Konflik Islam dan Negara – Ada apa dengan Islam di Indonesia? Pertanyaan ini sangat menggelitik, ketika (setiap) rezim, selalu menempatkan Islam sebagai musuh kekuasaan yang tidak bisa ditolerir dan selalu diwaspadai.
Dalam penelitian R. William Liddle kelompok Islam selalu menjadi target represi, sekalipun orang Islam tidak pernah dibunuh melebihi jumlah orang-orang PKI. Namun, menurut Liddle, mereka didiskriminasi, dianiaya, ditangkap dengan tuduhan-tuduhan yang nampaknya lemah, dan kadang-kadang dikenakan hukuman penjara yang lama (1997; 66).
Kekerasan terhadap kelompok Islam paska orde lama memang terlihat agak berlebihan. Sekalipun, dengan penuh kesadaran tokoh-tokoh Masyumi sebagai representasi Islam politik melunak dan bekerja sama dengan rezim orde baru melawan komunisme. Akan tetapi, setelah situasi politik memungkinkan bagi Soeharto untuk melaksanakan program pembangunan, Islam politik kemudian disingkirkan dan bahkan dibatasi ruang geraknya dalam masa-masa kepemimpinan Soeharto.

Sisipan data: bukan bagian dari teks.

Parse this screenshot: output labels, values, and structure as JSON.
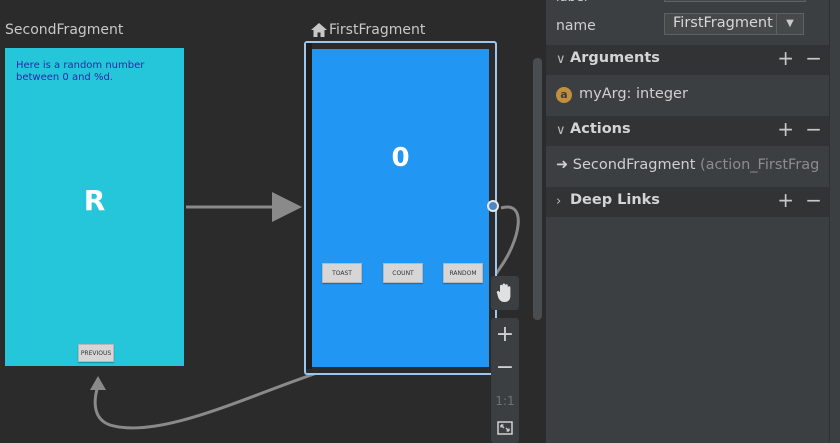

Agak berbeda memang, praktik politik orde lama di bawah kepemimpinan Soekarno ketika tidak ada konflik dan kebijakan represif kepada kelompok Islam, sekalipun tuduhan-tuduhan gerakan pemberontakan dialamatkan kepada DI/TII di berbagai daerah. Namun, hampir tidak ada tindakan represif yang dilakukan Soekarno untuk membungkam aktifitas-aktifitas politik umat Islam.

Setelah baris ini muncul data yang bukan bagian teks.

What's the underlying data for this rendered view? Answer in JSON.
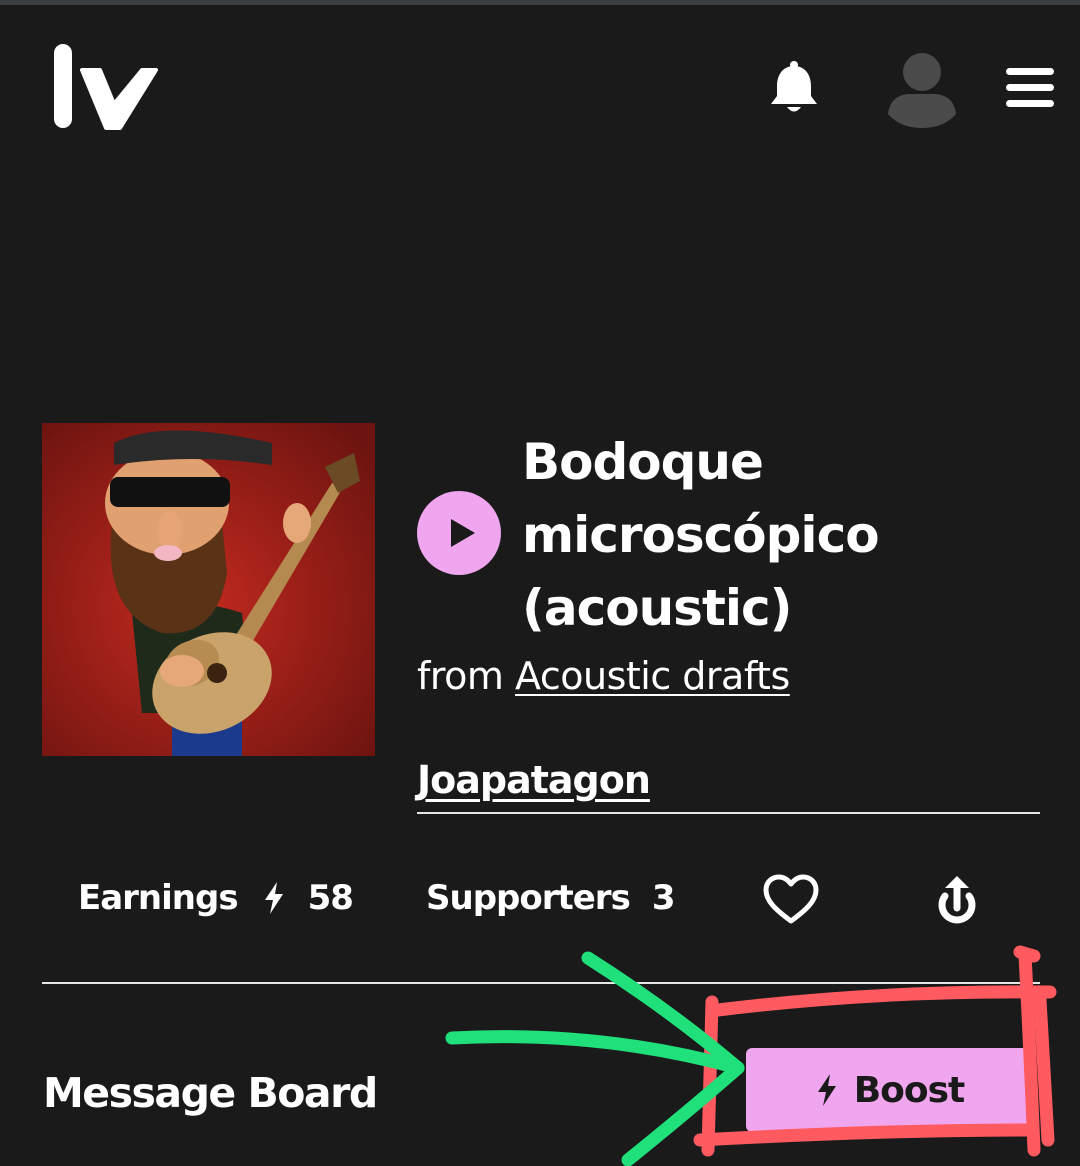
{
  "header": {
    "logo_icon": "lv-logo-icon",
    "notification_icon": "bell-icon",
    "profile_icon": "user-avatar-icon",
    "menu_icon": "hamburger-menu-icon"
  },
  "track": {
    "cover_image": "cartoon bearded guitarist with sunglasses",
    "play_icon": "play-icon",
    "title": "Bodoque microscópico (acoustic)",
    "from_label": "from",
    "album": "Acoustic drafts",
    "artist": "Joapatagon"
  },
  "stats": {
    "earnings_label": "Earnings",
    "earnings_icon": "lightning-bolt-icon",
    "earnings_value": "58",
    "supporters_label": "Supporters",
    "supporters_value": "3",
    "like_icon": "heart-icon",
    "share_icon": "share-icon"
  },
  "message_board": {
    "title": "Message Board",
    "boost_label": "Boost",
    "boost_icon": "lightning-bolt-icon"
  },
  "colors": {
    "background": "#1a1a1a",
    "accent_pink": "#efa6ee",
    "text": "#ffffff",
    "annotation_red": "#ff5a5f",
    "annotation_green": "#1fe07a"
  }
}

Peristiwa pembubaran Masyumi sebagai representasi Islam politik dan PSI tahun 1960, akibat keterlibatan beberapa petinggi partainya dalam PRRI, hal itu tidak lantas menempatkan aktitifas-aktifitas Islam nonpartisan menjadi terhalang. Nahdlatul Ulama sebagai organisasi tradisional Islam serta Muhammadiyah representasi gerakan modern Islam tetap berjalan sesuai dengan visi dan misi organisasinya, tanpa sama sekali mendapatkan tindakan represif oleh negara.
Apa yang terjadi pada DI/TII, Masyumi dan maupun PRRI adalah gerakan-gerakan politik yang berposisi pada semangat meluruskan kepemimpinan Soekarno agar tetap dalam koridor demokrasi. Kartosuwiryo, Kahar Muzakkar, serta Natsir dengan tokoh-tokoh Sumatera Barat dalam PRRI, tidak lebih sebagai gerakan ”kembali kepada konstitusi” mengingatkan Soerkarno agar konsisten dengan Pancasila, melepaskan diri dari cengkeraman PKI serta memperhatikan daerah-daerah Indonesia, yang selama masa-masa tahun 1957 sampai 1964, lebih mementingkan politik konfrontasi dengan luar negeri.

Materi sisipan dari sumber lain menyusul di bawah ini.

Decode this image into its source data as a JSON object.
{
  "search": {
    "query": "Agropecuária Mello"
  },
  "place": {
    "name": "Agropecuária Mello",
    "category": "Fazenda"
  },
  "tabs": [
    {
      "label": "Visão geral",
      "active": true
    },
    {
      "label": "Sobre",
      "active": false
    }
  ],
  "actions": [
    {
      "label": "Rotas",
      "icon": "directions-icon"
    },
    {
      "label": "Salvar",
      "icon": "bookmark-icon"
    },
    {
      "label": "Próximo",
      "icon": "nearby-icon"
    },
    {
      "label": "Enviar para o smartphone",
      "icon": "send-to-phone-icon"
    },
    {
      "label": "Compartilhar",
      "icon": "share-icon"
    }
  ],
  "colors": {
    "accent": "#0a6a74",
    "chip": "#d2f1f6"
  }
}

Kejatuhan Soeharto pada tahun 1998, juga akibat dari pembatasan-pembatasan politik yang begitu kentara hampir terhadap seluruh aktifitas-aktifas civil society. Kelompok Islam, LSM, tokoh-tokoh pro demokrasi, pembonsaian hukum, pembatasan pers, ekonomi kapitalistik, serta pemerataan yang memihak kelompok-kelompok borjuis. Penggunaan cara kekerasan dalam membungkam suara demokrasi, keadilan dan kesejahteraan, merupakan faktor penting di mana semakin mengristalkan gerakan prodemokrasi.
Tindakan represif orde baru sangat kentara dirasakan oleh umat Islam. Dengan menggunakan sarana hukum dan militer, orde baru memakai cara-cara penindasan untuk membungkam setiap bentuk kegiatan ke-Islaman. Islam, menjelang tahun 1990 paska berdirinya ICMI, selalu menjadi momok bagi rezim orde baru.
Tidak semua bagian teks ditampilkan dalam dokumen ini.